We are very fortunate in that because we homeschool we are able to holiday and have days out during the cheaper times of the year, during term times for example when prices are lower and places are less busy. Yet still I am constantly on the lookout for deals, vouchers or simply just somewhere to go that isn’t going to break the bank.
Having a Lovely Time’s article contained a quote from an ABTA spokesperson who stated that if there was a growing demand for holidays for larger families then in his opinion members would react accordingly. My question is, why isn’t there a demand that we know of?
The US seems to generally cater for the needs of large families far more positively than here in the UK where we seem to be penalised from everything to smaller “family cars”, houses with very limited room sizes and tiny parking spaces. Is there really no demand for more reasonable prices when it comes to having days out with more than an average number of children? Is there really no need to have holiday accommodation available for more than a party of four to six people? I’m interested to hear from anyone who has ever had problems or has some input on these points? You can leave your comments here or email me at email@example.com.

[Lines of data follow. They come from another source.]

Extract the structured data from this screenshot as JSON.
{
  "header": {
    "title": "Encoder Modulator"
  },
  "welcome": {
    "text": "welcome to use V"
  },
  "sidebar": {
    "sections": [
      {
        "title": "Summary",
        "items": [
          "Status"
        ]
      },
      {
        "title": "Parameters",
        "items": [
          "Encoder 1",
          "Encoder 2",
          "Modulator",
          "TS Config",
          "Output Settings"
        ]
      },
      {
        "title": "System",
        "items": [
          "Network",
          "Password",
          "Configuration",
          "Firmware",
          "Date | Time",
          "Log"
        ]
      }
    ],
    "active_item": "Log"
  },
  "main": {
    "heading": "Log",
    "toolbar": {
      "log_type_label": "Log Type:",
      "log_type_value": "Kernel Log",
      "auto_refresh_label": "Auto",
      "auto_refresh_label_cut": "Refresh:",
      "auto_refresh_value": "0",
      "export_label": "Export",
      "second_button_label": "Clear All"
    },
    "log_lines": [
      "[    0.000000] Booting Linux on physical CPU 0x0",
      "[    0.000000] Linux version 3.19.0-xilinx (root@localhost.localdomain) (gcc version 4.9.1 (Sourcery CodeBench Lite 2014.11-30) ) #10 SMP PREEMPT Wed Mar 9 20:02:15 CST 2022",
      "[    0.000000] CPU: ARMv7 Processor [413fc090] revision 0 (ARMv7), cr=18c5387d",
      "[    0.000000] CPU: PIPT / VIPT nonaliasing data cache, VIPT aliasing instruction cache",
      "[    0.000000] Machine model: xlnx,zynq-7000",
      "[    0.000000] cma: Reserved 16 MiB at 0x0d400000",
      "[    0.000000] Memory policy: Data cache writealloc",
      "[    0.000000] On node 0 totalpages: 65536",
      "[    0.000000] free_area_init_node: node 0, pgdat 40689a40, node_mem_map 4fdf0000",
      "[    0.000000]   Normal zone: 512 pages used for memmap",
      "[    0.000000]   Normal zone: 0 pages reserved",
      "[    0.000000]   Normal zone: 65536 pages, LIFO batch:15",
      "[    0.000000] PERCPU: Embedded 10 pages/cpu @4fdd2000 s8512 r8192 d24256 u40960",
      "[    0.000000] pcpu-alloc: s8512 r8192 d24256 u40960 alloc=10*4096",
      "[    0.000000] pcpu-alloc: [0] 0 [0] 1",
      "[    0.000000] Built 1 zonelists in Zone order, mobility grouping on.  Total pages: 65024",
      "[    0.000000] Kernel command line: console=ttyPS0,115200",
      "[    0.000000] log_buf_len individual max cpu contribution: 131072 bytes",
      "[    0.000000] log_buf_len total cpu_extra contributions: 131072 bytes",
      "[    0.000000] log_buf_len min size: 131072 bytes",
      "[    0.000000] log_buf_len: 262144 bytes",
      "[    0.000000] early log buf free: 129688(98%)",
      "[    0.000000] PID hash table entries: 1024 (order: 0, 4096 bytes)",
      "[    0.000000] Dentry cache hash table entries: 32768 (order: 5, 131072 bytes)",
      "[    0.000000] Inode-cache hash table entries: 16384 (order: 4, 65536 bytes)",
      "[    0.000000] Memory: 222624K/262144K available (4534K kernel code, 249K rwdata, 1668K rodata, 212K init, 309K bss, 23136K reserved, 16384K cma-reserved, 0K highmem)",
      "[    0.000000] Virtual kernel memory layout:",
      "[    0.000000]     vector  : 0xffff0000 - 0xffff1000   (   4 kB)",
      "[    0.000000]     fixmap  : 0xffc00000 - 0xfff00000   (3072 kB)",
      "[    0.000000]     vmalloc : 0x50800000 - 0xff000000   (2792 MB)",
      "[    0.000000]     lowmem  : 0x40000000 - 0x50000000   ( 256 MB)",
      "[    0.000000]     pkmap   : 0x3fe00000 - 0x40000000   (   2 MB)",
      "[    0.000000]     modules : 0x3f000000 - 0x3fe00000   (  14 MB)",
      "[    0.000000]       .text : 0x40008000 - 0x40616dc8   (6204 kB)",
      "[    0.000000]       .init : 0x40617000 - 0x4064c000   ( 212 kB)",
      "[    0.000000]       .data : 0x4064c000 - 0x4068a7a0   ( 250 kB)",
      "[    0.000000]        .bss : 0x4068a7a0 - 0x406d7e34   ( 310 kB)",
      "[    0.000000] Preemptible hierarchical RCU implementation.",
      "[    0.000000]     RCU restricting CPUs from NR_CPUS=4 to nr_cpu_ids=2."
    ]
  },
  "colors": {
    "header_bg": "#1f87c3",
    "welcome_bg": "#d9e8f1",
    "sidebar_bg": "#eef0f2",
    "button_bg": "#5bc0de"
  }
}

I would also love to hear from any event organisers or day trip venues as to whether you already feel you take into account those with big families and what they offer, and if you don’t why not and do you think this is something we could work together to achieve?
Likewise, I’d like holiday companies to get in touch. How do you think you could better meet the needs of large families who wish to have some quality time together just like smaller families. Just because there are more of us does not mean we should be subjected to splitting the family up in order to take a holiday. It defeats the purpose of time away together if we’re not actually together. In turn you are losing a lot of potential revenue that these large families could bring you. There is a market that many of you aren’t reaching. Surely a compromise could be reached that would benefit everybody all round? I really would be interested in seeing if this is something we could pursue and bring about a positive change whether it’s a day out we’re after or a week away.